Ph.D. Job Market Paper

“Climate Change Expectations: Evidence from Earnings Forecasts”

Click here for draft.

I study the effects of changes in climate change expectations on forecasts of cash flows of public firms. I use data on financial analysts’ forecasts of firm earnings, and local temperatures as shifters of their perception of climate change. Analysts experiencing warmer temperatures tend to issue more pessimistic forecasts. The effect is correlated with firm exposure to both regulatory and physical climate change risks. The sensitivity of forecasts to temperatures is more negative for carbon-intensive industries, while for firms in the renewable sector the effect has an opposite, positive, sign. The negative effect is related to firm exposure to physical climate risks as well, especially for some risks such as hurricanes and storms. This effect is amplified for analysts that directly experience extreme weather events, consistently with a mechanism related to the salience of climate change. Exploiting forecasts issued for different future horizons, I pin down the timing at which climate risks are expected to materialize. The reaction of forecasts to temperatures is concentrated in horizons between eight and ten quarters in the future.

Selected Work in Progress

“Persistence-based Portfolio Choice Along the FOMC Cycle”

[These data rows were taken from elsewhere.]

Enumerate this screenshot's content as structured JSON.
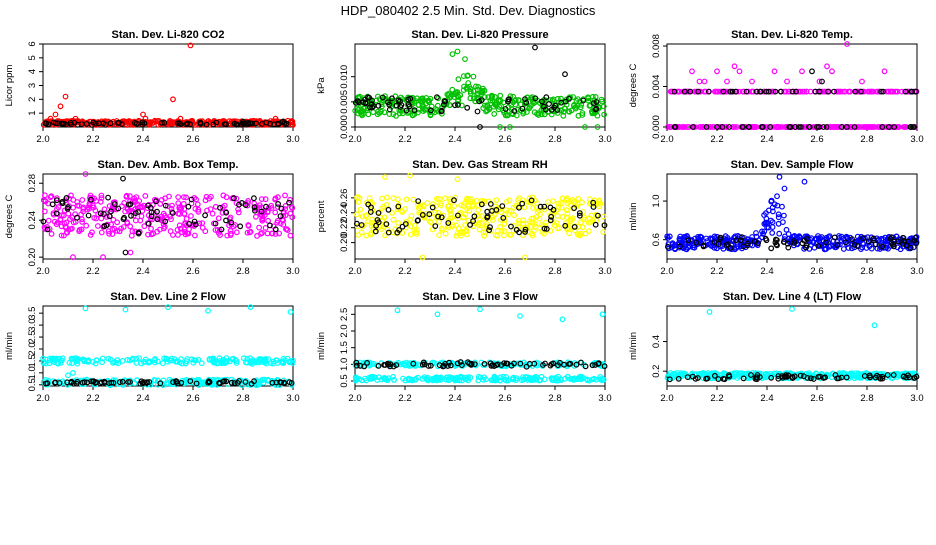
{
  "figure": {
    "title": "HDP_080402  2.5 Min. Std. Dev. Diagnostics"
  },
  "colors": {
    "black": "#000000",
    "red": "#ff0000",
    "green": "#00c000",
    "magenta": "#ff00ff",
    "yellow": "#ffff00",
    "blue": "#0000ff",
    "cyan": "#00ffff"
  },
  "chart_data": [
    {
      "id": "co2",
      "type": "scatter",
      "title": "Stan. Dev. Li-820 CO2",
      "xlabel": "",
      "ylabel": "Licor ppm",
      "xlim": [
        2.0,
        3.0
      ],
      "ylim": [
        0.0,
        6.0
      ],
      "xticks": [
        "2.0",
        "2.2",
        "2.4",
        "2.6",
        "2.8",
        "3.0"
      ],
      "yticks": [
        "1",
        "2",
        "3",
        "4",
        "5",
        "6"
      ],
      "series": [
        {
          "name": "primary",
          "color": "red",
          "base": 0.3,
          "spread": 0.15,
          "outliers": [
            [
              2.03,
              0.6
            ],
            [
              2.05,
              0.9
            ],
            [
              2.07,
              1.5
            ],
            [
              2.09,
              2.2
            ],
            [
              2.13,
              0.6
            ],
            [
              2.4,
              0.9
            ],
            [
              2.41,
              0.6
            ],
            [
              2.52,
              2.0
            ],
            [
              2.55,
              0.6
            ],
            [
              2.59,
              5.9
            ],
            [
              2.93,
              0.6
            ]
          ]
        },
        {
          "name": "secondary",
          "color": "black",
          "base": 0.25,
          "spread": 0.1,
          "outliers": [
            [
              2.8,
              0.4
            ],
            [
              2.96,
              0.4
            ]
          ]
        }
      ]
    },
    {
      "id": "pressure",
      "type": "scatter",
      "title": "Stan. Dev. Li-820 Pressure",
      "xlabel": "",
      "ylabel": "kPa",
      "xlim": [
        2.0,
        3.0
      ],
      "ylim": [
        0.0,
        0.0165
      ],
      "xticks": [
        "2.0",
        "2.2",
        "2.4",
        "2.6",
        "2.8",
        "3.0"
      ],
      "yticks": [
        "0.000",
        "0.005",
        "0.010"
      ],
      "series": [
        {
          "name": "primary",
          "color": "green",
          "base": 0.0042,
          "spread": 0.002,
          "hump": {
            "center": 2.45,
            "width": 0.07,
            "height": 0.004
          },
          "outliers": [
            [
              2.39,
              0.0145
            ],
            [
              2.41,
              0.015
            ],
            [
              2.44,
              0.0135
            ],
            [
              2.58,
              0.0
            ],
            [
              2.62,
              0.0
            ],
            [
              2.92,
              0.0
            ],
            [
              2.97,
              0.0
            ]
          ]
        },
        {
          "name": "secondary",
          "color": "black",
          "base": 0.0045,
          "spread": 0.0015,
          "outliers": [
            [
              2.72,
              0.0158
            ],
            [
              2.84,
              0.0105
            ],
            [
              2.5,
              0.0
            ]
          ]
        }
      ]
    },
    {
      "id": "temp",
      "type": "scatter",
      "title": "Stan. Dev. Li-820 Temp.",
      "xlabel": "",
      "ylabel": "degrees C",
      "xlim": [
        2.0,
        3.0
      ],
      "ylim": [
        0.0,
        0.0082
      ],
      "xticks": [
        "2.0",
        "2.2",
        "2.4",
        "2.6",
        "2.8",
        "3.0"
      ],
      "yticks": [
        "0.000",
        "0.004",
        "0.008"
      ],
      "series": [
        {
          "name": "primary",
          "color": "magenta",
          "levels": [
            0.0,
            0.0035
          ],
          "outliers": [
            [
              2.1,
              0.0055
            ],
            [
              2.13,
              0.0045
            ],
            [
              2.15,
              0.0045
            ],
            [
              2.2,
              0.0055
            ],
            [
              2.24,
              0.0045
            ],
            [
              2.27,
              0.006
            ],
            [
              2.29,
              0.0055
            ],
            [
              2.34,
              0.0045
            ],
            [
              2.43,
              0.0055
            ],
            [
              2.48,
              0.0045
            ],
            [
              2.54,
              0.0055
            ],
            [
              2.61,
              0.0045
            ],
            [
              2.64,
              0.006
            ],
            [
              2.66,
              0.0055
            ],
            [
              2.72,
              0.0082
            ],
            [
              2.78,
              0.0045
            ],
            [
              2.87,
              0.0055
            ],
            [
              2.94,
              0.0035
            ]
          ]
        },
        {
          "name": "secondary",
          "color": "black",
          "levels": [
            0.0,
            0.0035
          ],
          "outliers": [
            [
              2.58,
              0.0055
            ],
            [
              2.62,
              0.0045
            ],
            [
              2.98,
              0.0035
            ]
          ]
        }
      ]
    },
    {
      "id": "boxtemp",
      "type": "scatter",
      "title": "Stan. Dev. Amb. Box Temp.",
      "xlabel": "",
      "ylabel": "degrees C",
      "xlim": [
        2.0,
        3.0
      ],
      "ylim": [
        0.198,
        0.29
      ],
      "xticks": [
        "2.0",
        "2.2",
        "2.4",
        "2.6",
        "2.8",
        "3.0"
      ],
      "yticks": [
        "0.20",
        "0.24",
        "0.28"
      ],
      "series": [
        {
          "name": "primary",
          "color": "magenta",
          "base": 0.245,
          "spread": 0.022,
          "outliers": [
            [
              2.12,
              0.2
            ],
            [
              2.24,
              0.2
            ],
            [
              2.35,
              0.205
            ],
            [
              2.17,
              0.29
            ]
          ]
        },
        {
          "name": "secondary",
          "color": "black",
          "base": 0.245,
          "spread": 0.02,
          "outliers": [
            [
              2.33,
              0.205
            ],
            [
              2.32,
              0.285
            ]
          ]
        }
      ]
    },
    {
      "id": "rh",
      "type": "scatter",
      "title": "Stan. Dev. Gas Stream RH",
      "xlabel": "",
      "ylabel": "percent",
      "xlim": [
        2.0,
        3.0
      ],
      "ylim": [
        0.178,
        0.292
      ],
      "xticks": [
        "2.0",
        "2.2",
        "2.4",
        "2.6",
        "2.8",
        "3.0"
      ],
      "yticks": [
        "0.20",
        "0.22",
        "0.24",
        "0.26"
      ],
      "series": [
        {
          "name": "primary",
          "color": "yellow",
          "base": 0.235,
          "spread": 0.026,
          "outliers": [
            [
              2.12,
              0.288
            ],
            [
              2.22,
              0.29
            ],
            [
              2.27,
              0.18
            ],
            [
              2.41,
              0.285
            ],
            [
              2.68,
              0.18
            ]
          ]
        },
        {
          "name": "secondary",
          "color": "black",
          "base": 0.235,
          "spread": 0.022,
          "outliers": []
        }
      ]
    },
    {
      "id": "sampleflow",
      "type": "scatter",
      "title": "Stan. Dev. Sample Flow",
      "xlabel": "",
      "ylabel": "ml/min",
      "xlim": [
        2.0,
        3.0
      ],
      "ylim": [
        0.4,
        1.28
      ],
      "xticks": [
        "2.0",
        "2.2",
        "2.4",
        "2.6",
        "2.8",
        "3.0"
      ],
      "yticks": [
        "0.6",
        "1.0"
      ],
      "series": [
        {
          "name": "primary",
          "color": "blue",
          "base": 0.57,
          "spread": 0.07,
          "hump": {
            "center": 2.43,
            "width": 0.05,
            "height": 0.35
          },
          "outliers": [
            [
              2.45,
              1.25
            ],
            [
              2.55,
              1.2
            ],
            [
              2.47,
              1.13
            ],
            [
              2.44,
              1.05
            ]
          ]
        },
        {
          "name": "secondary",
          "color": "black",
          "base": 0.57,
          "spread": 0.06,
          "outliers": []
        }
      ]
    },
    {
      "id": "line2",
      "type": "scatter",
      "title": "Stan. Dev. Line 2 Flow",
      "xlabel": "",
      "ylabel": "ml/min",
      "xlim": [
        2.0,
        3.0
      ],
      "ylim": [
        0.45,
        3.8
      ],
      "xticks": [
        "2.0",
        "2.2",
        "2.4",
        "2.6",
        "2.8",
        "3.0"
      ],
      "yticks": [
        "0.5",
        "1.0",
        "1.5",
        "2.0",
        "2.5",
        "3.0",
        "3.5"
      ],
      "series": [
        {
          "name": "primary",
          "color": "cyan",
          "levels": [
            1.5,
            0.6
          ],
          "levelSpread": 0.12,
          "outliers": [
            [
              2.17,
              3.7
            ],
            [
              2.33,
              3.65
            ],
            [
              2.5,
              3.75
            ],
            [
              2.66,
              3.6
            ],
            [
              2.83,
              3.75
            ],
            [
              2.99,
              3.55
            ],
            [
              2.1,
              0.9
            ],
            [
              2.12,
              1.0
            ]
          ]
        },
        {
          "name": "secondary",
          "color": "black",
          "base": 0.6,
          "spread": 0.06,
          "outliers": []
        }
      ]
    },
    {
      "id": "line3",
      "type": "scatter",
      "title": "Stan. Dev. Line 3 Flow",
      "xlabel": "",
      "ylabel": "ml/min",
      "xlim": [
        2.0,
        3.0
      ],
      "ylim": [
        0.35,
        2.75
      ],
      "xticks": [
        "2.0",
        "2.2",
        "2.4",
        "2.6",
        "2.8",
        "3.0"
      ],
      "yticks": [
        "0.5",
        "1.0",
        "1.5",
        "2.0",
        "2.5"
      ],
      "series": [
        {
          "name": "primary",
          "color": "cyan",
          "levels": [
            1.0,
            0.57
          ],
          "levelSpread": 0.06,
          "outliers": [
            [
              2.17,
              2.62
            ],
            [
              2.33,
              2.5
            ],
            [
              2.5,
              2.65
            ],
            [
              2.66,
              2.45
            ],
            [
              2.83,
              2.35
            ],
            [
              2.99,
              2.5
            ]
          ]
        },
        {
          "name": "secondary",
          "color": "black",
          "base": 1.0,
          "spread": 0.07,
          "outliers": []
        }
      ]
    },
    {
      "id": "line4",
      "type": "scatter",
      "title": "Stan. Dev. Line 4 (LT) Flow",
      "xlabel": "",
      "ylabel": "ml/min",
      "xlim": [
        2.0,
        3.0
      ],
      "ylim": [
        0.1,
        0.64
      ],
      "xticks": [
        "2.0",
        "2.2",
        "2.4",
        "2.6",
        "2.8",
        "3.0"
      ],
      "yticks": [
        "0.2",
        "0.4"
      ],
      "series": [
        {
          "name": "primary",
          "color": "cyan",
          "base": 0.17,
          "spread": 0.018,
          "outliers": [
            [
              2.17,
              0.6
            ],
            [
              2.5,
              0.62
            ],
            [
              2.83,
              0.51
            ]
          ]
        },
        {
          "name": "secondary",
          "color": "black",
          "base": 0.16,
          "spread": 0.015,
          "outliers": []
        }
      ]
    }
  ]
}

with Fulvio Ortu and Federico Severino

The Federal Reserve holds two main sets of monetary policy meetings, the “Federal Open Market Committee” (FOMC) and the “Board Meetings”, which gather with six- week and two-week cadence respectively. Cieslak, Morse, and Vissing-Jorgensen (2019) show that the cadence of these meetings is associated with cycles of corresponding frequencies in stock markets. These can be fruitfully exploited through a portfolio strategy that invests in the whole market at alternate weeks (the even-week strategy). This simple investment rule is based on the cycles identified empirically but, so far, lacks a theoretical foundation. In this paper, we provide a rigorous framework to detect cycles in the stock market, and to determine optimal portfolio choices which profit from such cycles. We use the filtering approach for stationary time series of Ortu, Severino, Tamoni, and Tebaldi (2020) to isolate uncorrelated components of stock returns that are precisely associated with two- and six-week cycles. Then, we replicate these components using tradable assets from the U.S. market, and design an optimal portfolio strategy that maximizes the investor’s wealth and outperforms the even-week strategy.

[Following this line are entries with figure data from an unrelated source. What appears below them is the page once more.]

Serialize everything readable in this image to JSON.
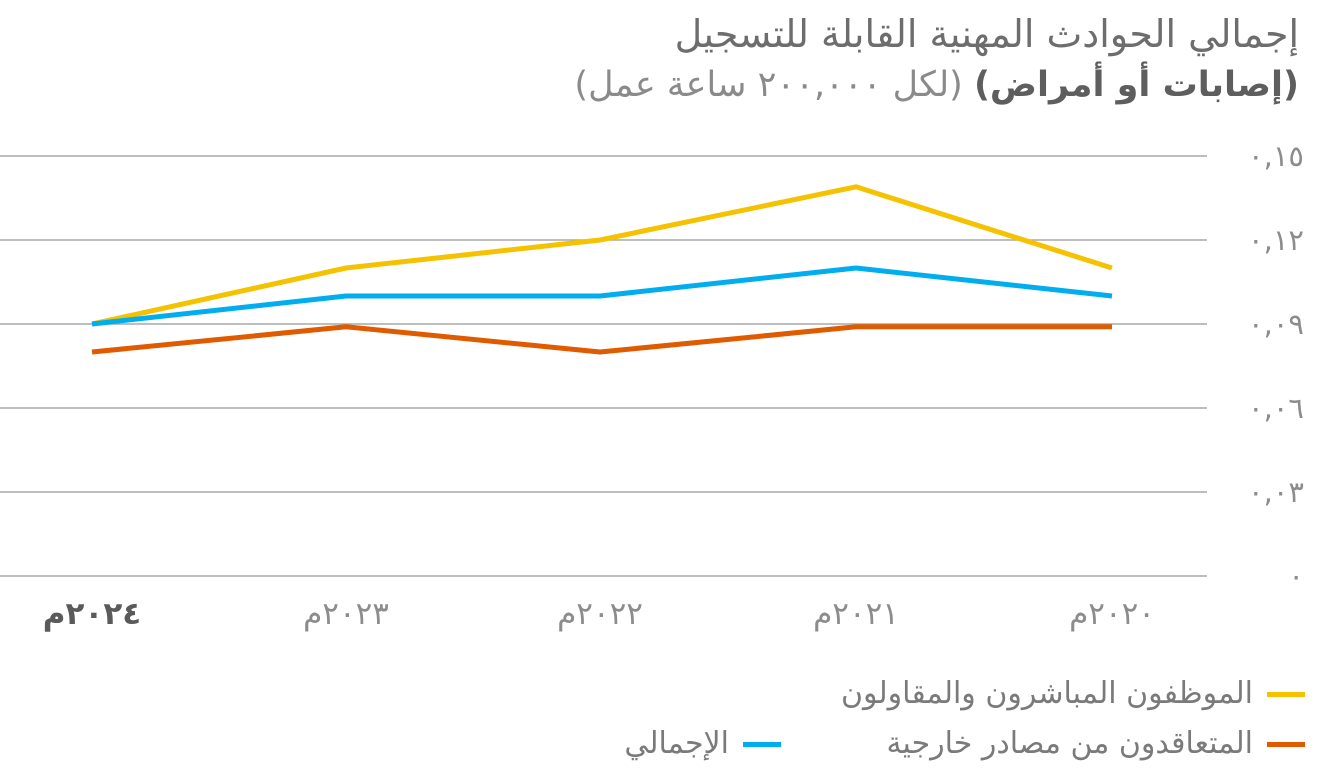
{
  "header": {
    "title": "إجمالي الحوادث المهنية القابلة للتسجيل",
    "subtitle_bold": "(إصابات أو أمراض)",
    "subtitle_regular": "(لكل ٢٠٠,٠٠٠ ساعة عمل)"
  },
  "chart_data": {
    "type": "line",
    "categories": [
      "٢٠٢٤م",
      "٢٠٢٣م",
      "٢٠٢٢م",
      "٢٠٢١م",
      "٢٠٢٠م"
    ],
    "highlight_category": "٢٠٢٤م",
    "y_ticks": [
      {
        "value": 0.15,
        "label": "٠,١٥"
      },
      {
        "value": 0.12,
        "label": "٠,١٢"
      },
      {
        "value": 0.09,
        "label": "٠,٠٩"
      },
      {
        "value": 0.06,
        "label": "٠,٠٦"
      },
      {
        "value": 0.03,
        "label": "٠,٠٣"
      },
      {
        "value": 0,
        "label": "٠"
      }
    ],
    "ylim": [
      0,
      0.15
    ],
    "grid": true,
    "legend_position": "bottom-right",
    "series": [
      {
        "name": "الموظفون المباشرون والمقاولون",
        "color": "#F5C200",
        "values": [
          0.09,
          0.11,
          0.12,
          0.139,
          0.11
        ]
      },
      {
        "name": "المتعاقدون من مصادر خارجية",
        "color": "#E05A00",
        "values": [
          0.08,
          0.089,
          0.08,
          0.089,
          0.089
        ]
      },
      {
        "name": "الإجمالي",
        "color": "#00AEEF",
        "values": [
          0.09,
          0.1,
          0.1,
          0.11,
          0.1
        ]
      }
    ]
  }
}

“Retail Traders Through the Covid Pandemic: Evidence from Robinhood”

I analyze the investment decisions of a peculiar sample of retail investors around the Covid-19 pandemic, employing a novel data-set from a popular brokerage platform. After dividing the sample period into three periods – pre-pandemic, crash and recovery – I investigate which firm characteristics predict the popularity of stocks among retail traders. I find that these characteristics change across the three periods: since the onset of the pandemic, traders became attracted to stocks and sectors that performed the worst in the crisis. This behavior is distant from a flight to quality dynamic and rather consistent with a contrarian strategy. The findings have implications for financial stability as a larger fraction of the population gains access to financial markets through technology.